The vulnerability of our technology infrastructure to global threats is well established. But for every high-profile cyber breach that makes the headlines, there are millions of attempts every today that are thwarted by professionals entrusted as guardians of the networks and systems that define modern society.
Just as threats are unrestrained by borders and defined by actors of all races, genders, and backgrounds, our cybersecurity workforce must be equipped with a corresponding balance of professionals with diversity of thought, perspective, and culture.
It’s not just that principles of diversity and inclusion are appropriate for every industry, though that is true. It’s not just that cyber threats represent one of the most significant threats to our global community and economy, but that also is true.
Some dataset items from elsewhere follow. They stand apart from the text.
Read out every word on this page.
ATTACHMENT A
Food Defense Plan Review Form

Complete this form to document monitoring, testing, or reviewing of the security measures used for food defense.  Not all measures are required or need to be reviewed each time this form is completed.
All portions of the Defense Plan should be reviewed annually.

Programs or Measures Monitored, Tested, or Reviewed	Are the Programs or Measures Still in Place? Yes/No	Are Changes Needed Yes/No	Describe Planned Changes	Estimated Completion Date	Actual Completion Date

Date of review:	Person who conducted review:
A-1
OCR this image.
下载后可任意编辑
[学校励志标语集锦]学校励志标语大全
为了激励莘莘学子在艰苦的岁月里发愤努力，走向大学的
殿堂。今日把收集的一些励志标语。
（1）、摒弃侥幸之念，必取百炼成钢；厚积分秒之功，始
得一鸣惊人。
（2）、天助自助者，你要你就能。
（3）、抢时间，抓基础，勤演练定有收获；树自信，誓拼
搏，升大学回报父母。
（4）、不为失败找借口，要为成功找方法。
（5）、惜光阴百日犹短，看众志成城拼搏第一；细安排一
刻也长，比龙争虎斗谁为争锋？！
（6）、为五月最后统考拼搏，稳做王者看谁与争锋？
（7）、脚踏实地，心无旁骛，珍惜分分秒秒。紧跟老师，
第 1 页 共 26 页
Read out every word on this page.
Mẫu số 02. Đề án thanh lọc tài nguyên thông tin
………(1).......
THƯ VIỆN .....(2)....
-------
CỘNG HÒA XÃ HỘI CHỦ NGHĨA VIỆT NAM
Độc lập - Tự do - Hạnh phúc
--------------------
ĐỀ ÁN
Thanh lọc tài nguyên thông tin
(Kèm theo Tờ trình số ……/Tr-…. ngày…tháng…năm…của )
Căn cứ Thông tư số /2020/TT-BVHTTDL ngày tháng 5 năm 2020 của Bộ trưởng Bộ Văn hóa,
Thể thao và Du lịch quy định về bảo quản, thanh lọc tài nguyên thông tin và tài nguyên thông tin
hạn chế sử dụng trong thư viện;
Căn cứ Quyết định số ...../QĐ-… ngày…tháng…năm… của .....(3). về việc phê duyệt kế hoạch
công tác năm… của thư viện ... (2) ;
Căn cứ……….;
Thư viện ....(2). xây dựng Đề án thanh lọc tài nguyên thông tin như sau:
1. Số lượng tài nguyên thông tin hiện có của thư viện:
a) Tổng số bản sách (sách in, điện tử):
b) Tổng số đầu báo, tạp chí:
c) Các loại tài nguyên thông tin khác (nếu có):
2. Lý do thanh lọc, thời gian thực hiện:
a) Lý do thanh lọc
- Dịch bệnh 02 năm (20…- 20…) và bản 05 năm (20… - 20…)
And it’s not simply that an overly homogenous cyber workforce is a genuine national security threat, though that most definitely is the case.
The fact is that cybersecurity showcases one of the best examples of why diversity and inclusion is not just the right thing to do, but it is also one of the smartest investments in which institutions and governments can engage to safeguard their business processes, their infrastructure, and their people.
The emerging facts and statistics about the benefits of diversity and inclusion tell the story. A diverse management team boosts revenue by 19% while 43% of companies that have diverse management exhibited higher profits, according to What to Become. At the same time, an overwhelming 78% of people believe diversity and inclusion offers companies a competitive advantage, this as teams with diversity are 87% better at decision-making than individuals.
And cybersecurity duels as a profession that particularly benefits from principles of diversity and inclusion while presenting enormous risk to our technology infrastructure. Accenture reports that 68% of business leaders indicate cybersecurity risks are increasing. RiskBased indicates that data breaches exposed 36 billion records in the first half of 2020 alone. In the meantime, human beings and machines around the world use 300 billion passwords, according to Cybersecurity Media, this while 95% of cyber breaches are the result of human error, according to Cybint.
The intersection of diversity/inclusion and cybersecurity simultaneously presents enormous risk and enormous opportunity. That is the reason for Cyversity and the tools and resources it makes available to its members and its community.